There are several challenges, especially as a married woman in this business. Managing one’s home and business at the same time is challenging because one has to turn down some events simply because one has family engagements. There are even times that one’s spouse may want one to be somewhere else, other than where one’s profession dictates. Another key challenge is the negative perception some Islamic clerics have of any woman that ventures into the business of music.
It is true that some Muslims don’t place much importance on gospel singers. But we are also using our medium to preach to the people, to remind them about the ways of Allah and to enjoin them never to forsake His ways, but rather to forsake sins and be better Muslims.
It could be the opinion of many that Islamic music is boring, but ever since I joined the fray of Islamic gospel musicians, I have tried to bring innovations and fresh ideas into my act via collaborations with some secular music practitioners with a view to blending the two genres. I can, however, tell you without any equivocation that my songs are not boring. They are highly creative, with lessons from the Holy Quran. I enjoin you to listen to all the music I have produced– I made sure that I introduced fast beats into my songs, so as to make it very melodious, rhythmic and danceable, while simultaneously passing across the message of Allah to all and sundry.

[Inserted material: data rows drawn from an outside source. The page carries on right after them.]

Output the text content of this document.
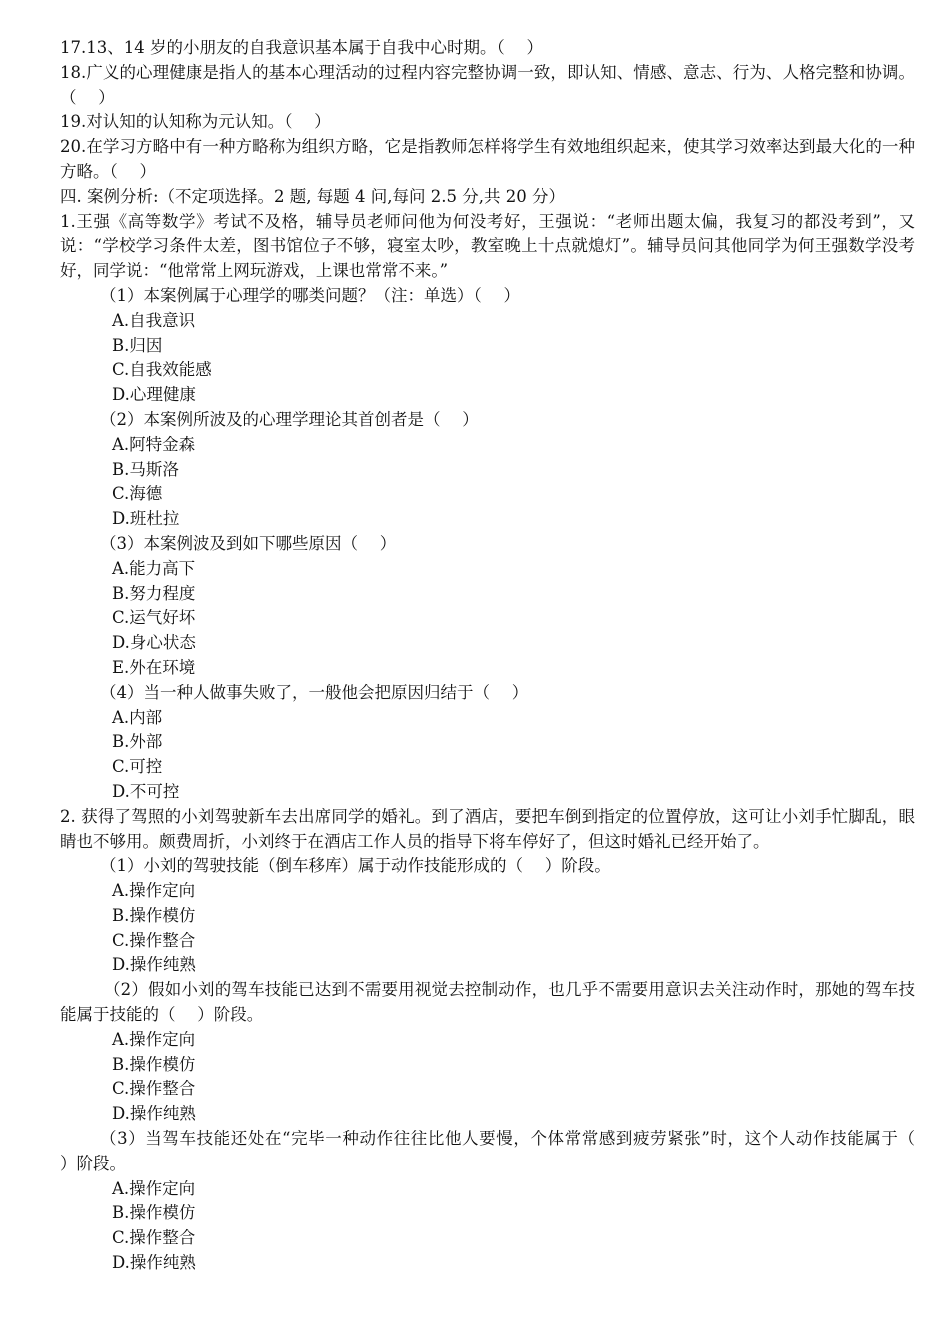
17.13、14 岁的小朋友的自我意识基本属于自我中心时期。（　 ）
18.广义的心理健康是指人的基本心理活动的过程内容完整协调一致，即认知、情感、意志、行为、人格完整和协调。（　 ）
19.对认知的认知称为元认知。（　 ）
20.在学习方略中有一种方略称为组织方略，它是指教师怎样将学生有效地组织起来，使其学习效率达到最大化的一种方略。（　 ）
四. 案例分析:（不定项选择。2 题, 每题 4 问,每问 2.5 分,共 20 分）
1.王强《高等数学》考试不及格，辅导员老师问他为何没考好，王强说：“老师出题太偏，我复习的都没考到”，又说：“学校学习条件太差，图书馆位子不够，寝室太吵，教室晚上十点就熄灯”。辅导员问其他同学为何王强数学没考好，同学说：“他常常上网玩游戏，上课也常常不来。”
（1）本案例属于心理学的哪类问题？（注：单选）（　 ）
A.自我意识
B.归因
C.自我效能感
D.心理健康
（2）本案例所波及的心理学理论其首创者是（　 ）
A.阿特金森
B.马斯洛
C.海德
D.班杜拉
（3）本案例波及到如下哪些原因（　 ）
A.能力高下
B.努力程度
C.运气好坏
D.身心状态
E.外在环境
（4）当一种人做事失败了，一般他会把原因归结于（　 ）
A.内部
B.外部
C.可控
D.不可控
2. 获得了驾照的小刘驾驶新车去出席同学的婚礼。到了酒店，要把车倒到指定的位置停放，这可让小刘手忙脚乱，眼睛也不够用。颇费周折，小刘终于在酒店工作人员的指导下将车停好了，但这时婚礼已经开始了。
（1）小刘的驾驶技能（倒车移库）属于动作技能形成的（　 ）阶段。
A.操作定向
B.操作模仿
C.操作整合
D.操作纯熟
（2）假如小刘的驾车技能已达到不需要用视觉去控制动作，也几乎不需要用意识去关注动作时，那她的驾车技能属于技能的（　 ）阶段。
A.操作定向
B.操作模仿
C.操作整合
D.操作纯熟
（3）当驾车技能还处在“完毕一种动作往往比他人要慢，个体常常感到疲劳紧张”时，这个人动作技能属于（　 ）阶段。
A.操作定向
B.操作模仿
C.操作整合
D.操作纯熟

I have never been tempted to switch to secular music. I would rather quit this profession than go the other way. I am like a preacher, and my music is my message to the world. The subject matter of my music has always been on the need for people to embrace the path of Allah and forsake sins.
So far so good, it has been worth its while, and I can’t ask for more from Allah. However, the whole essence of my being in the industry is not for profit-making per se. It’s all about my passion and the need to glorify the Almighty Allah through my God-given talent, and the reward or profit is just by the side.
I have a job that I am presently working on in the studios and the title is Imole Nla. It talks about the supremacy of Allah and it will definitely make so many people appreciate, fear, adore and want to toe the path of Allah always. It will soon be released.
Aside from my music business, I also package potable drinking water in sachets and bottles. I am also involved in the massive production of ice blocks. So if I’m not in the studio or at shows, I’m always at my office.
Acts of charity have always been part of me. I love giving to people who genuinely are in need, irrespective of their religious inclination; just like my father was noted for.
I miss everything about my father. He was the best tutor I ever had. He loved and believed in me. He taught me never to look down on anybody. He told me to remain humble always because, according to him, slaves also have homes and families. He taught me to be prayerful and to always share what I have with the people around me. He is an epitome of everything that is positive and I am sure I will still see him by the grace of God.
As an Islamic singer, my style of dressing is always Islamic. I don’t expose my body. I am always covered with hijab from head to toe. However, I still try to dress elegantly, with a style that’s aligned with my tribe (Yoruba) and religion (Islam).